Big interest in Big Fella with €200k letters

A COLLECTION of Michael Collins’s letters has fetched €202,000 at auction.

Big interest in Big Fella with €200k letters

The letters went under the hammer at the James Adam-Mealy’s Independence auction in Dublin.

The 29 letters and several notebooks, which charted his life prior to the Rising, his subsequent incarceration and his growth into a rebel leader, had been estimated to make €70,000-€90,000. The hammer price of €202,000 far exceeded this expectation.

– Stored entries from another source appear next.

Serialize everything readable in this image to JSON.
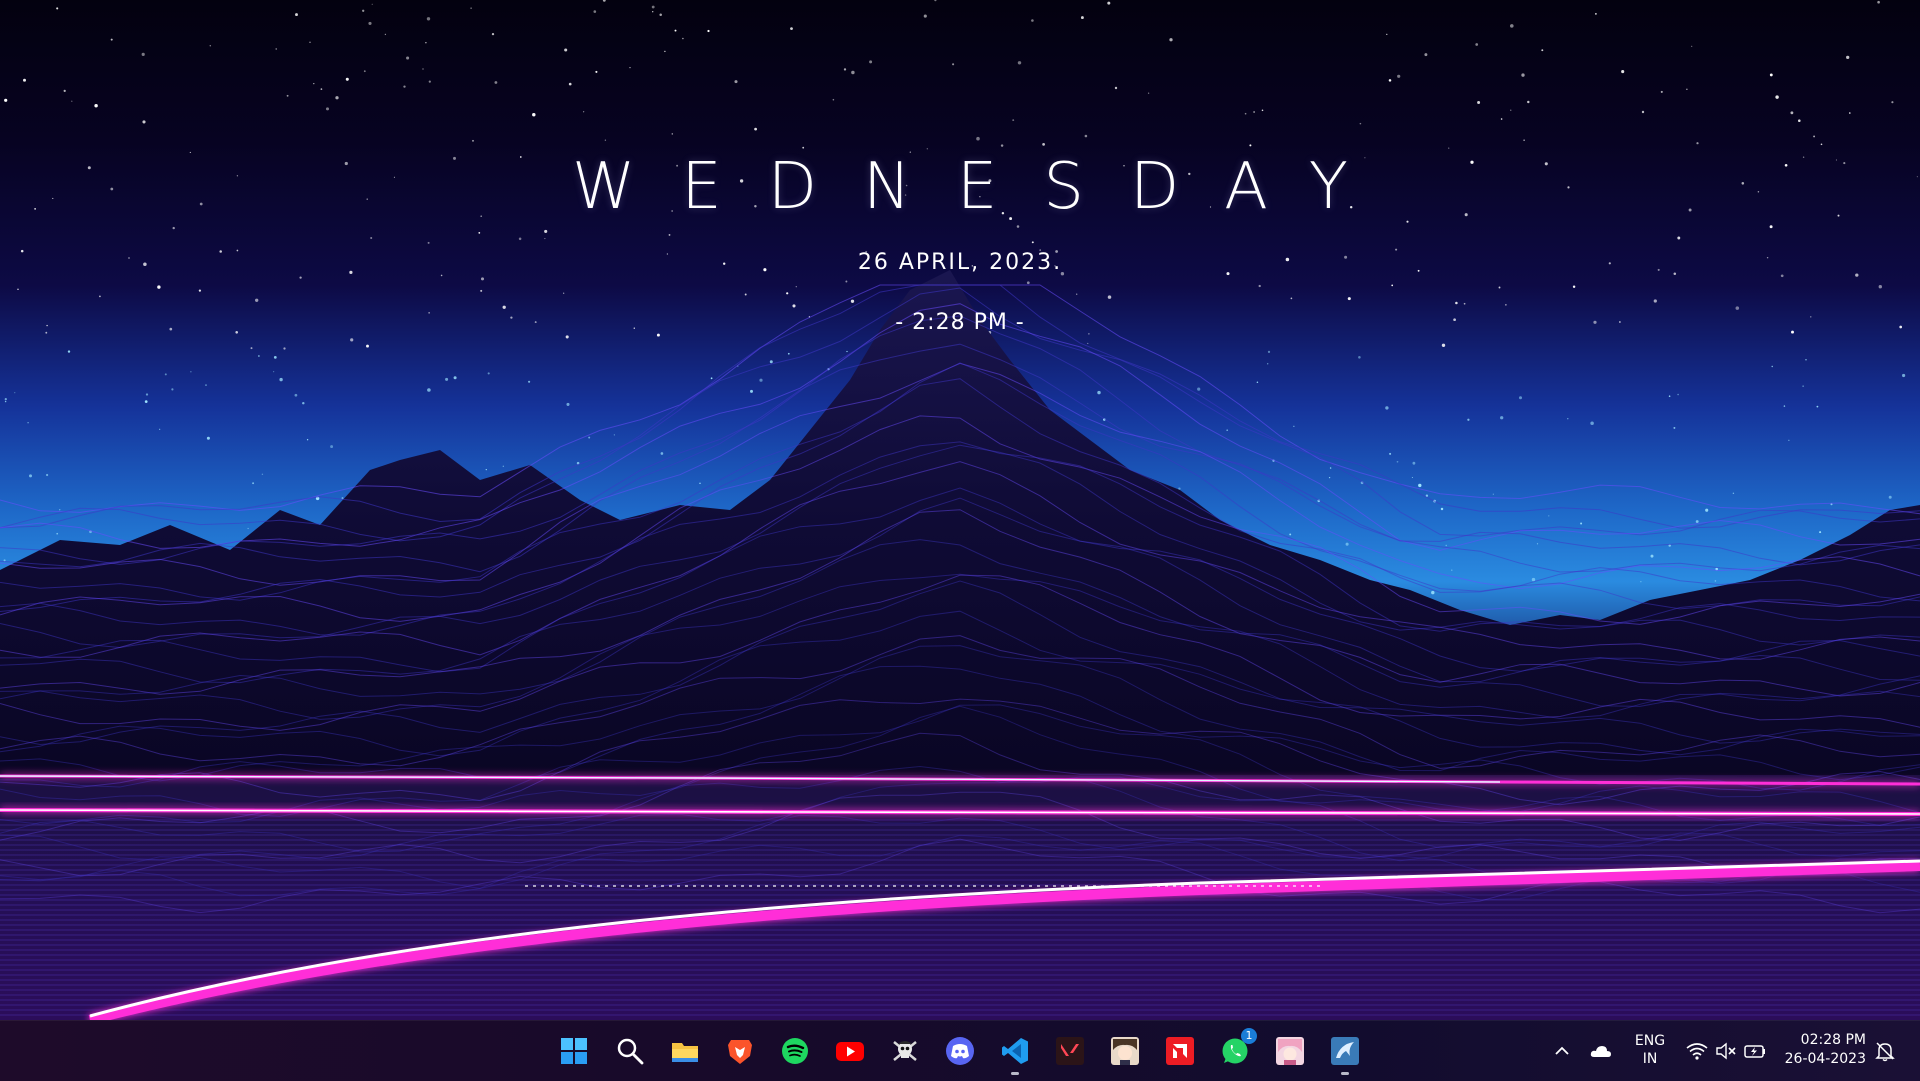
{
  "desktop": {
    "widget": {
      "day": "WEDNESDAY",
      "date": "26 APRIL, 2023.",
      "time": "- 2:28 PM -"
    }
  },
  "taskbar": {
    "apps": [
      {
        "name": "start-button",
        "icon": "windows-logo-icon",
        "running": false
      },
      {
        "name": "search-button",
        "icon": "search-icon",
        "running": false
      },
      {
        "name": "file-explorer",
        "icon": "folder-icon",
        "running": false
      },
      {
        "name": "brave-browser",
        "icon": "brave-lion-icon",
        "running": false
      },
      {
        "name": "spotify",
        "icon": "spotify-icon",
        "running": false
      },
      {
        "name": "youtube",
        "icon": "youtube-icon",
        "running": false
      },
      {
        "name": "pirate-app",
        "icon": "skull-icon",
        "running": false
      },
      {
        "name": "discord",
        "icon": "discord-icon",
        "running": false
      },
      {
        "name": "vscode",
        "icon": "vscode-icon",
        "running": true
      },
      {
        "name": "valorant",
        "icon": "valorant-icon",
        "running": false
      },
      {
        "name": "anime-app-1",
        "icon": "anime-avatar-icon",
        "running": false
      },
      {
        "name": "amd-software",
        "icon": "amd-icon",
        "running": false
      },
      {
        "name": "whatsapp",
        "icon": "whatsapp-icon",
        "running": false,
        "badge": "1"
      },
      {
        "name": "anime-app-2",
        "icon": "anime-avatar-icon",
        "running": false
      },
      {
        "name": "mysql-workbench",
        "icon": "dolphin-icon",
        "running": true
      }
    ],
    "tray": {
      "language_line1": "ENG",
      "language_line2": "IN",
      "time": "02:28 PM",
      "date": "26-04-2023"
    }
  },
  "colors": {
    "neon_pink": "#ff2fd8",
    "neon_white": "#ffffff",
    "mountain_line": "#4a3cff",
    "sky_blue": "#2a8be0"
  }
}
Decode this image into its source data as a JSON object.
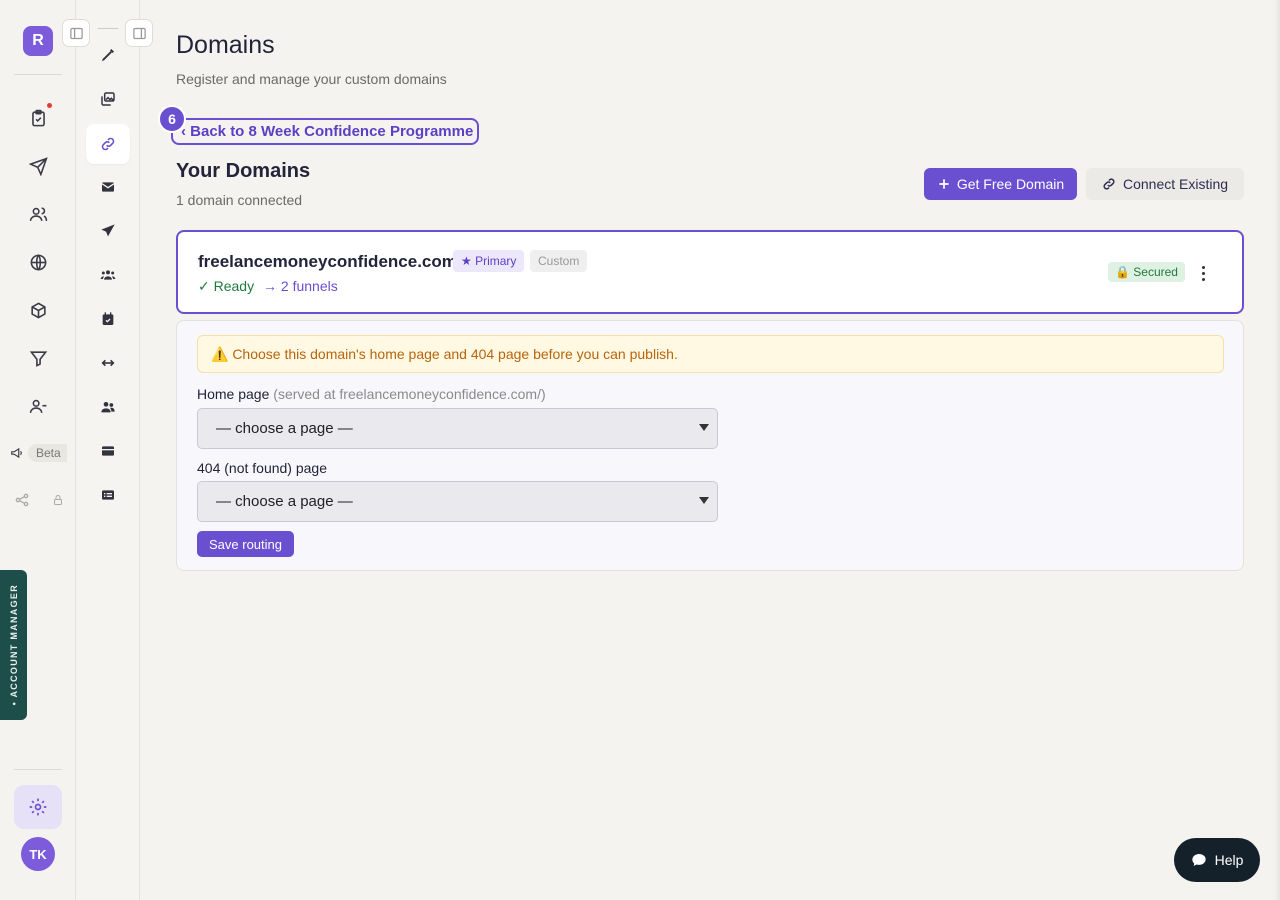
{
  "rail": {
    "logo_letter": "R",
    "beta_label": "Beta",
    "account_manager_label": "• ACCOUNT MANAGER",
    "avatar_initials": "TK"
  },
  "header": {
    "title": "Domains",
    "subtitle": "Register and manage your custom domains"
  },
  "guide": {
    "step_number": "6",
    "back_link_label": "‹ Back to 8 Week Confidence Programme"
  },
  "domains_section": {
    "title": "Your Domains",
    "count_text": "1 domain connected",
    "get_free_label": "Get Free Domain",
    "connect_existing_label": "Connect Existing"
  },
  "domain": {
    "name": "freelancemoneyconfidence.com",
    "primary_tag": "★ Primary",
    "type_tag": "Custom",
    "status": "✓ Ready",
    "funnels": "→ 2 funnels",
    "secured_badge": "🔒 Secured"
  },
  "routing": {
    "warning": "⚠️ Choose this domain's home page and 404 page before you can publish.",
    "home_label": "Home page",
    "home_hint": "(served at freelancemoneyconfidence.com/)",
    "home_value": "— choose a page —",
    "notfound_label": "404 (not found) page",
    "notfound_value": "— choose a page —",
    "save_label": "Save routing"
  },
  "help": {
    "label": "Help"
  },
  "colors": {
    "accent": "#6a4fd0",
    "success": "#1f7a3a",
    "warning": "#b8650c",
    "account_manager_bg": "#1d4e4a"
  }
}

The most expensively estimated letter, to his sister Hannie just after the Easter Rising of 1916, was estimated at €5,000- €7,000 and sold for €16,000. The subjects are sometimes personal. In this one he mentioned a long letter from Celestine (his sister Helena, a nun) — full of prayers about love your enemies which “as you may understand I don’t a little bit”. He had already found a way around the prison censor.

The letters, which came from a relation of Michael Collins, deal with subjects as personal as the death of his mother, or talk about the “other one” Kitty Kiernan, vent his thoughts on the material prosperity that he felt had ruined the young people on his return from jail in England.

They were all bought over the telephone during the evening session of the auction. Stuart Cole of Adams would only say afterwards that: “The majority would appear to have been bought by a single person. It is likely that they will be staying in the country”.

The disappointment of the day was the failure of lot 527 to sell. This was a copy of the Proclamation of 1916. It had been estimated at €100,000-€150,000. It is thought that no more than 50 copies of the original have survived and many of these are in public collections.

This failure was more than offset by a sale which brought in €655,000. No less than 80% of the lots on offer found buyers. Among them was Terence MacSwiney’s Volunteer Diary 1915. This manuscript diary recorded MacSwiney’s daily activities as a Volunteer organiser in Co Cork from September-December 1915, in a small Eason’s card-covered pocket-book. It had been estimated at €6,000-€8,000 and sold for €7,500.

A small .32 Calibre handgun, formerly the property of Countess Markievicz, also made €7,500. It had been given by Countess Markievicz to Seamus Babington of the Tipperary IRA and was estimated at €800-€1,400. The sale of 631 lots included photos, autograph books, medals, swords and flags.